私も、陪審員がこのように選ばれるとは思ってもいませんでした。
確かに、無作為に選ぶだけでは問題もあるのかもしれませんが、結局ここで人為的なものが介入して、裁判を有利に出来るということ自体には釈然としないものがありますね。
もちろん、判事は目の前で面談し双方同時に受け入れ、拒否を尋ねているので公平ということなのでしょうが…人間が行うものにはどうしてもどこから不公平さができてしまうんですけどね。
はじめてお邪魔します。
「一言いいたいコーナー」、いいですね〜。
レイチェル・ワイズのカツラの件は、確かにそうだと感心しました。
あれを裁判所の中でやったら、絶対怪しまれますね(笑)。
ボクなんか、髪をバサバサする仕草に見惚れて気づきませんでした。
素人であることを強調しているというよりは、
流れでつい撮ってしまった感じです。
リンクも貼っていただき、ありがとうございます。
またよろしくお願いいたします。
記事を読んでいたら再見したくなりました。
再見しないと意味がないと思うので、
今回はトラックバックは遠慮しますね(^o^)
陪審員を選ぶっていうのは『裸の銃を持つ男』にも出演していたO・J・シンプソンの事件の際に
弁護団が人種差別問題にすりかえて・・・・っていうので
なんとなく聞いたことはあります。
でもここまで徹底的に分析するってすごいですよね。
裁判の勝ち負けで莫大なお金が動くから必死なんでしょうね。
いい映画のチョイス、ありがとうございました。
なるほど、確かにあの髪をバサバサする仕草には惹かれるところがありますね。
この作品では、ちょっと仕草や言葉に大きな意味があることが多く、ときどき戻して観直しすることがありました。よくここまで伏線をはっているなーと感心してしまいます。(^^)
トラックバックありがとうございました。
それはそれは、ぜひ再見しましょう。(^^)
この裁判でも銃器メーカーが相手で、しかも負けてしまうとこれからの事例を作ってしまうこともあって、巨額のお金が動いていましたね。
負けることができないとき、人間はここまでやる!という一例でしょうか。
でも、そういう部分が今までにない面白さを出していましたね。
この映画、懐かしいですね〜。
私はジョン・キューザックがけっこう好きなので観た作品なんですが、最初の出だしからなかなか面白くて、これは当たりだ!と思った映画でした。
陪審員に選ばれたニコラスとマーリーが実は裏がある、という設定がまず面白かったです。
本当に、これは裁判ものというよりサスペンス映画として楽しめる作品でしたね。
最近、『2012』を観に行ってきたんですが、この映画ではジョン・キューザックの魅力があまり活かされていなかったように思います。
彼はやっぱり超大作の作品より、こういう小品ながらもドラマ性のある作品の方が魅力を発揮する役者さんだと感じましたね。(^^)
観られていましたか!
最初からツカミはバッチリでしたね。私もこういう世界があるんだ!と引き込まれてしまいました。
裁判自体はちょっとおざなりになっていた感はありましたね。どうしても裏で行われている事に注意がいってしまいますし…でも、そういう点から考えるとサスペンスとしては非常によくできていた作品だと思います。

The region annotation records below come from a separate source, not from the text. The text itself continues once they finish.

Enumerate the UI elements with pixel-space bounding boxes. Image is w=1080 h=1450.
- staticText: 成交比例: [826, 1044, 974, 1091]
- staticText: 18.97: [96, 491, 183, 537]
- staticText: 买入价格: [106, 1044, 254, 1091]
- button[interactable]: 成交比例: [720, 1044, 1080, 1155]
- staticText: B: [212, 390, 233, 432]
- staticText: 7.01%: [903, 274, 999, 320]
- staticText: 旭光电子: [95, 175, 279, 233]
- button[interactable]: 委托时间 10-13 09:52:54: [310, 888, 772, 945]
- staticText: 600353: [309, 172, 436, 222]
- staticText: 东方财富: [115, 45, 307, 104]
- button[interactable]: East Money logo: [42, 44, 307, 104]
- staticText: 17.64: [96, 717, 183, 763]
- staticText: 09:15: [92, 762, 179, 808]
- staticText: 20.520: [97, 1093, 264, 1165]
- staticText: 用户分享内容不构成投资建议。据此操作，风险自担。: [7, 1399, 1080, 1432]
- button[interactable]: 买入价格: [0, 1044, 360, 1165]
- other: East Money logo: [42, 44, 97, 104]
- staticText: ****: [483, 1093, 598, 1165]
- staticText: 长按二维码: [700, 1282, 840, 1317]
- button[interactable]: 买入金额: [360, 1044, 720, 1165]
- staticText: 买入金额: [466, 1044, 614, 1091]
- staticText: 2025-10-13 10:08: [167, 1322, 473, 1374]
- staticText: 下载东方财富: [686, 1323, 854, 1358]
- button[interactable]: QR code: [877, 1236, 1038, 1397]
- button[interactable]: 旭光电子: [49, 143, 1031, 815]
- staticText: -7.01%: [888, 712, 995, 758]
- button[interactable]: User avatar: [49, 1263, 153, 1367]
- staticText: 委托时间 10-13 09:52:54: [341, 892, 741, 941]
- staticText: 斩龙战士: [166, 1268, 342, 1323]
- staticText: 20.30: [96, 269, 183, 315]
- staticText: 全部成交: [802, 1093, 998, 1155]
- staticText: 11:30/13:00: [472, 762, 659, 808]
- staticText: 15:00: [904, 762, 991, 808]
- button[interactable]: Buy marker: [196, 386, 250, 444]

「2012」もジョン・キューザックが主人公だったのですね。
この映画はスペクタクルで、この映像を見ろ!凄いだろう!というメッセージがひしひしと感じられていますからね。(^^;
一言いいたいコーナーではいつもはっとさせられます。それぞれの何気ない行動に隠された意味、伏線の数々・・・今度観る時は見逃さないようがんばりたいです!
>ニコラスとマーリーがこれから育っていく子供たちを見ながら見せる表情、そしてローアの表情が素晴らしい。
このラストはほんといいですよね〜。フィッチにも見せてやりたいくらいだけど・・・見ても彼には理解できないですかね〜?
各所に伏線が貼られているので、真相がわかった後で観ても新たな発見が出来るのは凄いと思います。
私は観るときにはメモしながら観ているので、よけいに気になるのかもしれません。(^^;
ラストは本当によかったですねぇ。
フィッチは確かに…理解するのは難しそう。
トラックバックありがとうございました。